C’est donc avec l’approbation et l’aide des ‘Oulama qu’Ibn Sa’oud fut capable d’apaiser les Ikhwan et mettre fin à leur rébellion.



La chute de la rébellion des Ikhwan

D’ici mars 1929, Ibn Sa’oud rassembla une force de frappe se composant principalement d’hommes des oasis du Najdi avec lesquels il allait mettre fin à la rébellion des Ikhwan.
La guerre contre les rebelles Ikhwan commença par la bataille de Sibila, suivi par plusieurs attaques militaires sur leur Houjjar (villages). La Grande-Bretagne intervint pour aider Ibn Sa’oud à finir les Ikhwan en utilisant l’aviation royale pour bombarder leurs positions. Ce fut un élément crucial pour la pacification des Ikhwan dont la majorité s’enfuit vers la frontière koweitienne ce qui causa des frayeurs aux Britanniques qui craignirent qu’ils trouvent refuge parmi les tribus koweitiennes et fusionnent finalement avec eux. Les gens devraient tirer des leçons de l’Histoire…

Cependant, ce n’est qu’en janvier 1930 que les chefs des Ikhwan se rendirent aux Britanniques au Koweït qui les livra finalement à Riyad après qu’Ibn Sa’oud promis d’épargner leurs vies et qu’il n’y aurait aucun plus aucun raid sur le Koweït et l’Iraq. Les rebelles Ikhwan furent remit à Ibn Sa’oud, qui les emprisonna d’abord dans Hasa et plus tard à Riyad. Le plus proéminent des rebelles, Faysal ad-Douwaysh, mourut une année plus tard.

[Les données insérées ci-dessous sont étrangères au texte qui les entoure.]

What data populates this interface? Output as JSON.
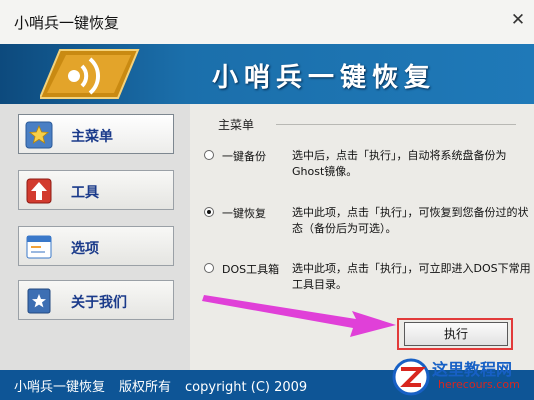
{
  "window": {
    "title": "小哨兵一键恢复"
  },
  "banner": {
    "title": "小哨兵一键恢复"
  },
  "sidebar": {
    "items": [
      {
        "label": "主菜单",
        "active": true
      },
      {
        "label": "工具"
      },
      {
        "label": "选项"
      },
      {
        "label": "关于我们"
      }
    ]
  },
  "main": {
    "group_title": "主菜单",
    "options": [
      {
        "label": "一键备份",
        "checked": false,
        "desc": "选中后，点击「执行」，自动将系统盘备份为Ghost镜像。"
      },
      {
        "label": "一键恢复",
        "checked": true,
        "desc": "选中此项，点击「执行」，可恢复到您备份过的状态（备份后为可选）。"
      },
      {
        "label": "DOS工具箱",
        "checked": false,
        "desc": "选中此项，点击「执行」，可立即进入DOS下常用工具目录。"
      }
    ],
    "execute_label": "执行"
  },
  "statusbar": {
    "app_name": "小哨兵一键恢复",
    "rights": "版权所有",
    "copyright": "copyright (C) 2009"
  },
  "watermark": {
    "text": "这里教程网",
    "url": "herecours.com"
  },
  "colors": {
    "banner": "#1b6fab",
    "statusbar": "#0e5596",
    "highlight": "#e23a3a",
    "arrow": "#e040d8",
    "sidebar_text": "#1a3a8a"
  }
}
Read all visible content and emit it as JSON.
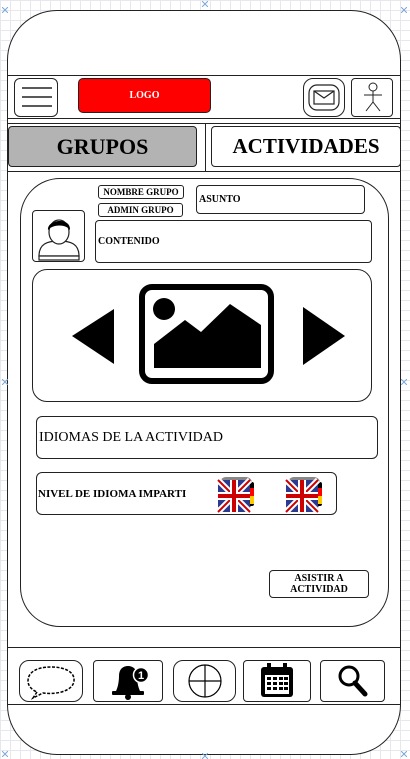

Les Ikhwan s’avérèrent être une force de combat efficace pour l’expansion du royaume d’Ibn Sa’oud, mais se révéla problématique pour la consolidation de son autorité. Eduqués islamiquement par les Moutawwa’a, ils remplirent exactement leur rôle et leur rébellion fut tout à fait légitime selon les règles juridiques islamiques d’approuver le bien et désapprouver le mal, y compris envers le souverain et qui est l’Excellence du Jihad.

Ibn Sa’oud, les Moutawwa’a et les Ikhwan formèrent une alliance qui ne fut démantelée qu’à la fin de la conquête de l’Arabie par les efforts de la Grande-Bretagne qui craignait l’expansion de cette force militaire religieuse vers les pays voisins.
Ainsi ayant mis fin aux Ikhwan et retenu les Moutawwa’a avec l’approbation du petit cercle de ‘Oulama de Riyad et l’assistance de la Grande-Bretagne, le 22 septembre 1932, Ibn Sa’oud appela son royaume appelé jusqu’à présent le Royaume du Hijaz, du Najd et de ses Dépendances en al-Mamlakat al-‘Arabiyyah as-Sa’oudiyyah (le royaume d’Arabie Saoudite).